Thanks, Mike and John
John, I'm impressed by your dedictation to getting this classified right!

 
Hannah, I just love chrysomel
Hannah, I just love chrysomelids and have been studying and collecting them for decades. I grew up in Florida which is a great place to study them as there are a large number of species there and the genus Cryptocephaus is very well represented there (as is Arizona I'm starting to notice). It helps to have specimens to compare so I lucked out on this photo.

Moved
Moved from Cryptocephalus.

Cryptocephalus tinctus
Cryptocephalus tinctus

 
C. tinctus not confirmed from Florida
Am moving to lateritius...

 
I checked my specimens of C.
I checked my specimens of C. lateritius (15) and all have extremely confused and double punctured striae. This specimen has mostly distinct and single punctured striae and that is what lead me to call it C. tinctus. What also leads me to believe this is not lateritius is the coloration (lighter than what I've seen) and the time of year it was found.

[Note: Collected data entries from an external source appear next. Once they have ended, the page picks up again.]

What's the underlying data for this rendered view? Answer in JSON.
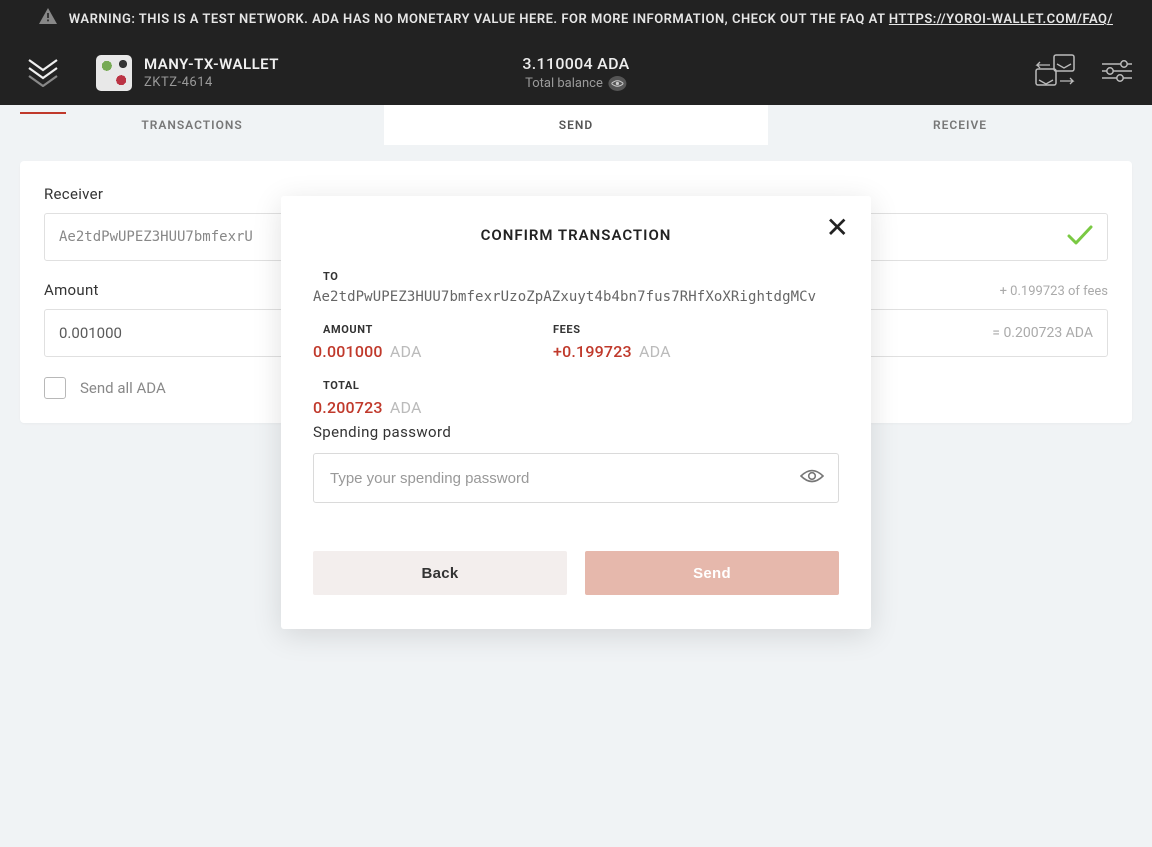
{
  "warning": {
    "prefix": "WARNING: THIS IS A TEST NETWORK. ADA HAS NO MONETARY VALUE HERE. FOR MORE INFORMATION, CHECK OUT THE FAQ AT ",
    "link": "HTTPS://YOROI-WALLET.COM/FAQ/"
  },
  "wallet": {
    "name": "MANY-TX-WALLET",
    "code": "ZKTZ-4614"
  },
  "balance": {
    "amount": "3.110004 ADA",
    "label": "Total balance"
  },
  "tabs": {
    "transactions": "TRANSACTIONS",
    "send": "SEND",
    "receive": "RECEIVE"
  },
  "send_form": {
    "receiver_label": "Receiver",
    "receiver_value": "Ae2tdPwUPEZ3HUU7bmfexrU",
    "amount_label": "Amount",
    "fee_hint": "+ 0.199723 of fees",
    "amount_value": "0.001000",
    "amount_computed": "= 0.200723 ADA",
    "send_all_label": "Send all ADA"
  },
  "modal": {
    "title": "CONFIRM TRANSACTION",
    "to_label": "TO",
    "to_value": "Ae2tdPwUPEZ3HUU7bmfexrUzoZpAZxuyt4b4bn7fus7RHfXoXRightdgMCv",
    "amount_label": "AMOUNT",
    "amount_num": "0.001000",
    "amount_cur": "ADA",
    "fees_label": "FEES",
    "fees_num": "+0.199723",
    "fees_cur": "ADA",
    "total_label": "TOTAL",
    "total_num": "0.200723",
    "total_cur": "ADA",
    "pw_label": "Spending password",
    "pw_placeholder": "Type your spending password",
    "back_label": "Back",
    "send_label": "Send"
  }
}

All of my specimens of lateritius are from December, when they are most likely to occur as they are oak bud mimics.

 
I also looked at the two spec
I also looked at the two specimens of tinctus I have from Florida (Zellwood and Archibald Biological Station) and they definitely can be separated by the distinct strial rows. You don't even need magnification to see this. Like lateritius though they are fall/winter collected which suggests that they too are oak bud mimics. So I have no doubt this is a picture of C. tinctus.

 
But what about the strial row
But what about the strial rows being mostly entire instead of largely confused or of double rows? The two species are close that is for sure.

Moved
Moved from Cryptocephalini.

Det. per Ed Riley:

Cryptocephalus lateritius Newman or Cryptocephalus falli Schöller

Mike

leaf beetle
It looks a lot like my image here http://www.biosurvey.ou.edu/okwild/misc/lfbeet.html
of Crytocephalus tinctus.
But this is just a guess.

 
Yes, although the stripes are more pronounced on this one
- I think you're right as to genus. Nearctica lists 74 Cryptocephalus spp. so perhaps mine is one of the others.